Biography

I joined the University of Portsmouth as a Lecturer in Visual Culture in 2013 and was made Senior Lecturer in 2015. I teach across the Visual Culture programme, with a particular focus on politics, history and identity. I currently coordinate the first year undergraduate module “Introduction to Visual Culture”, a second-year module “Performing Identity”, which draws on my research interests in 1960s and 1970s politics and visual culture, and a third year module devoted to popular forms of art writing. I also supervise dissertations, research projects, MRes and PhD students.

My research focuses on historical representation, cultural memory and the politics of visual culture. In particular, I am interested in the 1960s and 1970s as a period of profound political, social and cultural transformation. My monograph Screening the Sixties: Hollywood Cinema and the Politics of Memory (Palgrave Macmillan, 2016) explored filmic representations of the “long sixties” in the United States and the ways in which filmmakers engaged with wider public debates on the meaning and legacy of this era. This research also developed into several book chapters and journal articles pertaining to sixties representation, film and visual historiography. Collaborations with colleagues in illustration and graphic design led to a series of practice-research outputs based on the subject, including “Steal This History: Historiography, the Sixties and the Comic” (published in Rethinking History), which explored the potential of the comic as a conduit for sixties histories, and “Gettysburg Inc.: The Use and Abuse of an Historical Icon” (published in journal The Poster), which examined graphic design as a political form of history-telling. I continue to be interested in the intersection of history, theory and practice and, in 2019, was invited to co-run (with graphic design colleague Dan McCabe) a workshop on this subject at Merz Akademie in Stuttgart. That year I also organised “Visualising the Past”, a daylong symposium held in Portsmouth, which brought together artists, designers and historians in a discussion of the role, potential and impact of visual histories.

More recently, my research has explored the relationship between words and images and the role of the script (in both films and graphic novels) in visualising historical and political ideas. An article on screenwriter Waldo Salt was published in the Historical Journal of Film, Radio and Television. I have been awarded a Harry Ransom Fellowship (2020-2021) from the University of Texas, Austin, to undertake research into Hollywood screenwriters of the 1960s and 1970s, which will feed into a book project on the subject.  
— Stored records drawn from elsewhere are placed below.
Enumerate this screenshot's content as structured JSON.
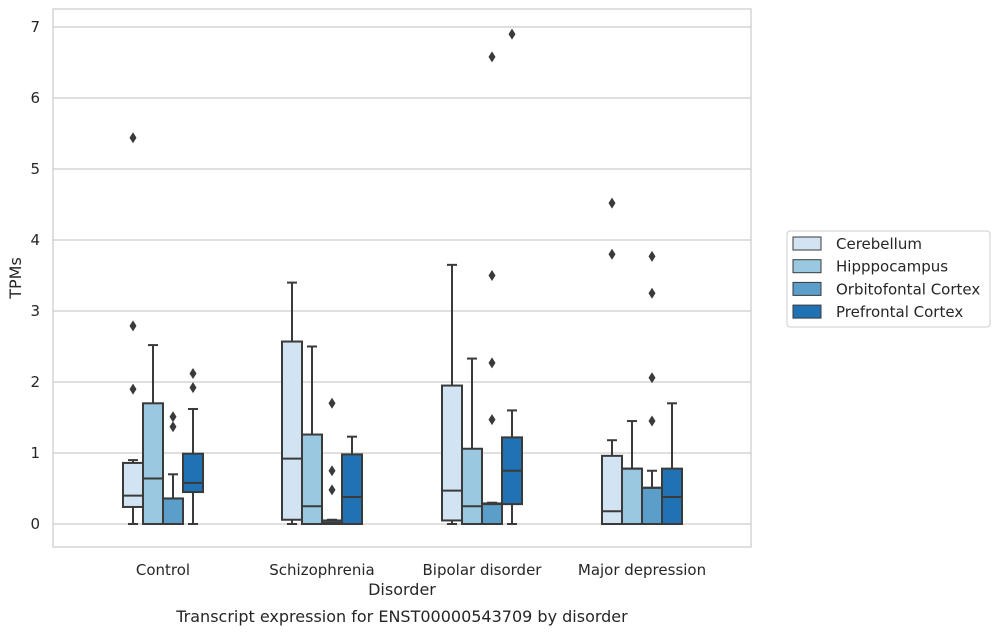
{
  "chart_data": {
    "type": "box",
    "caption": "Transcript expression for ENST00000543709 by disorder",
    "xlabel": "Disorder",
    "ylabel": "TPMs",
    "ylim": [
      -0.33,
      7.25
    ],
    "yticks": [
      0,
      1,
      2,
      3,
      4,
      5,
      6,
      7
    ],
    "grid": true,
    "legend_position": "right",
    "categories": [
      "Control",
      "Schizophrenia",
      "Bipolar disorder",
      "Major depression"
    ],
    "series": [
      {
        "name": "Cerebellum",
        "color": "#d2e3f3",
        "boxes": [
          {
            "whislo": 0.0,
            "q1": 0.24,
            "med": 0.4,
            "q3": 0.86,
            "whishi": 0.9,
            "fliers": [
              1.9,
              2.79,
              5.44
            ]
          },
          {
            "whislo": 0.0,
            "q1": 0.06,
            "med": 0.92,
            "q3": 2.57,
            "whishi": 3.4,
            "fliers": []
          },
          {
            "whislo": 0.0,
            "q1": 0.05,
            "med": 0.47,
            "q3": 1.95,
            "whishi": 3.65,
            "fliers": []
          },
          {
            "whislo": 0.0,
            "q1": 0.0,
            "med": 0.18,
            "q3": 0.96,
            "whishi": 1.18,
            "fliers": [
              3.8,
              4.52
            ]
          }
        ]
      },
      {
        "name": "Hipppocampus",
        "color": "#9ac8e0",
        "boxes": [
          {
            "whislo": 0.0,
            "q1": 0.0,
            "med": 0.64,
            "q3": 1.7,
            "whishi": 2.52,
            "fliers": []
          },
          {
            "whislo": 0.0,
            "q1": 0.0,
            "med": 0.25,
            "q3": 1.26,
            "whishi": 2.5,
            "fliers": []
          },
          {
            "whislo": 0.0,
            "q1": 0.0,
            "med": 0.25,
            "q3": 1.06,
            "whishi": 2.33,
            "fliers": []
          },
          {
            "whislo": 0.0,
            "q1": 0.0,
            "med": 0.78,
            "q3": 0.78,
            "whishi": 1.45,
            "fliers": []
          }
        ]
      },
      {
        "name": "Orbitofontal Cortex",
        "color": "#5a9ec9",
        "boxes": [
          {
            "whislo": 0.0,
            "q1": 0.0,
            "med": 0.36,
            "q3": 0.36,
            "whishi": 0.7,
            "fliers": [
              1.37,
              1.51
            ]
          },
          {
            "whislo": 0.0,
            "q1": 0.0,
            "med": 0.02,
            "q3": 0.05,
            "whishi": 0.06,
            "fliers": [
              0.48,
              0.75,
              1.7
            ]
          },
          {
            "whislo": 0.0,
            "q1": 0.0,
            "med": 0.28,
            "q3": 0.29,
            "whishi": 0.3,
            "fliers": [
              1.47,
              2.27,
              3.5,
              6.58
            ]
          },
          {
            "whislo": 0.0,
            "q1": 0.0,
            "med": 0.51,
            "q3": 0.51,
            "whishi": 0.75,
            "fliers": [
              1.45,
              2.06,
              3.25,
              3.77
            ]
          }
        ]
      },
      {
        "name": "Prefrontal Cortex",
        "color": "#2171b5",
        "boxes": [
          {
            "whislo": 0.0,
            "q1": 0.45,
            "med": 0.58,
            "q3": 0.99,
            "whishi": 1.62,
            "fliers": [
              1.92,
              2.12
            ]
          },
          {
            "whislo": 0.0,
            "q1": 0.0,
            "med": 0.38,
            "q3": 0.98,
            "whishi": 1.23,
            "fliers": []
          },
          {
            "whislo": 0.0,
            "q1": 0.28,
            "med": 0.75,
            "q3": 1.22,
            "whishi": 1.6,
            "fliers": [
              6.9
            ]
          },
          {
            "whislo": 0.0,
            "q1": 0.0,
            "med": 0.38,
            "q3": 0.78,
            "whishi": 1.7,
            "fliers": []
          }
        ]
      }
    ]
  }
}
I have organised a number of public events devoted to visual culture, politics and humour, including “This Is the Week That Is”, a weeklong celebration of political satire, which featured talks and workshops by comedians, writers, illustrators and historians and was funded by Film Hub South East, a satellite of the British Film Institute. A second FHSE-funded series featured talks from comedians and an exhibition created by University of Portsmouth colleague Eva Balogh and devoted to the cinema usherette.

My first degree was in English and Communication Studies at the University of Liverpool and I completed an MA and PhD in Film Studies at the University of East Anglia. I have previously taught at UEA, Middlesex and London Metropolitan Universities. I would be interested in supervising postgraduate projects related to visual histories, 1960s and 1970s US visual culture, cultural memory and the historical film.